/psvr

Parallel Support Vector Regression Implementation

Primary LanguageC++

Parallel Support Vector Regression

Final Year Dissertation by Akshay Viswanathan at National University of Singapore.

Support Vector Regression is a variation of Support Vector Machines which produces a regression model from a subset of the input training data. Unfortunately, usage of SVRs for large data is limited by the cubic time and quadratic memory cost (in the number of training instances) incurred in the training process.

To improve scalability and allow usage with real world data, a Parallel SVR algorithm has been proposed which scales with increased number of processor cores and utilizes low rank matrix approximations.
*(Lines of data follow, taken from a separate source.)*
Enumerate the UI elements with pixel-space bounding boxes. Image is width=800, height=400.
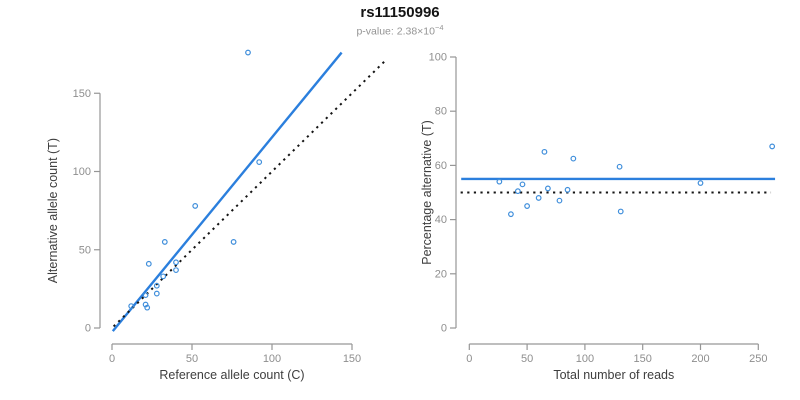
pvalue-subtitle: p-value: 2.38×10−4: [0, 23, 800, 38]
data-point: [564, 186, 571, 193]
y-tick-label: 80: [435, 106, 447, 118]
data-point: [245, 49, 251, 56]
fit-line: [111, 51, 343, 332]
data-point: [535, 195, 542, 201]
x-tick-label: 50: [186, 353, 198, 365]
right-scatter-plot: 0 50 100 150 200 250 0 20 40 60 80 100 Total number …: [420, 52, 776, 382]
pvalue-text: p-value: 2.38×10: [356, 25, 435, 38]
data-point: [496, 178, 503, 185]
data-point: [514, 188, 521, 195]
data-point: [508, 211, 514, 218]
y-tick-label: 40: [435, 214, 447, 226]
data-point: [173, 259, 179, 266]
y-tick-label: 20: [435, 268, 447, 280]
y-axis-title: Alternative allele count (T): [46, 138, 60, 283]
data-point: [128, 303, 135, 309]
page-title: rs11150996: [360, 4, 440, 21]
data-point: [145, 260, 152, 267]
x-tick-label: 250: [749, 353, 767, 365]
identity-line: [112, 59, 387, 328]
data-point: [541, 148, 548, 155]
y-tick-label: 50: [79, 244, 91, 256]
y-tick-label: 0: [85, 323, 91, 335]
data-point: [570, 155, 577, 162]
data-point: [173, 267, 179, 273]
data-point: [524, 203, 530, 209]
y-tick-label: 0: [441, 323, 447, 335]
data-point: [144, 304, 151, 311]
data-point: [556, 197, 563, 204]
data-point: [230, 239, 237, 245]
data-point: [160, 273, 167, 280]
y-tick-label: 100: [429, 52, 447, 64]
pvalue-exponent: −4: [434, 23, 444, 32]
data-point: [192, 203, 199, 209]
x-axis-title: Total number of reads: [553, 368, 674, 382]
y-tick-label: 150: [73, 88, 91, 100]
data-point: [617, 208, 624, 215]
data-point: [616, 163, 623, 170]
data-point: [769, 143, 776, 150]
left-scatter-plot: 0 50 100 150 0 50 100 150 Reference allele count…: [46, 49, 387, 382]
x-tick-label: 100: [576, 353, 594, 365]
y-tick-label: 100: [73, 166, 91, 178]
data-point: [161, 239, 168, 245]
x-tick-label: 50: [521, 353, 533, 365]
x-tick-label: 0: [109, 353, 115, 365]
data-point: [519, 181, 526, 188]
y-tick-label: 60: [435, 160, 447, 172]
x-tick-label: 150: [343, 353, 361, 365]
x-tick-label: 150: [634, 353, 652, 365]
x-tick-label: 0: [466, 353, 472, 365]
x-tick-label: 200: [691, 353, 709, 365]
data-point: [142, 292, 149, 299]
plot-header: rs11150996 p-value: 2.38×10−4: [0, 4, 800, 38]
data-point: [153, 282, 160, 289]
x-axis-title: Reference allele count (C): [159, 368, 304, 382]
data-point: [256, 159, 263, 166]
data-point: [545, 185, 551, 192]
data-point: [153, 290, 160, 297]
y-axis-title: Percentage alternative (T): [420, 120, 434, 265]
x-tick-label: 100: [263, 353, 281, 365]
data-point: [697, 180, 704, 186]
The project is developed to be run on a Linux platform. Please ensure that either MPI2 or MPI3 has been installed before proceeding.

Running the project

Preprocessing:

  • Please ensure that both training and testing files have the following format:
    yi   1: xi,1   2: xi,2   ....  n: xi,n
  1. move to /trunk directory
  2. compile the project by running the command: make
  3. After the project has been made, you can run the training phase by running: mpirun -n {number of cores} ./svr_train [options] {training_file}
  • The training by default uses the Gaussian Kernel, to use another, refer to the command line parameters
  1. Prediction can be run by: mpirun -n {number of cores} ./svr_predict [options] {prediction_file}.
  • Please note that the number of cores for prediction and training must be the same
  • The prediction results are stored in a file named 'PredictResult' by default.

For example:

  • mpirun -n 2 ./svr_train datasets/pyrim
  • mpirun -n 2 ./svr_predict datasets/pyrim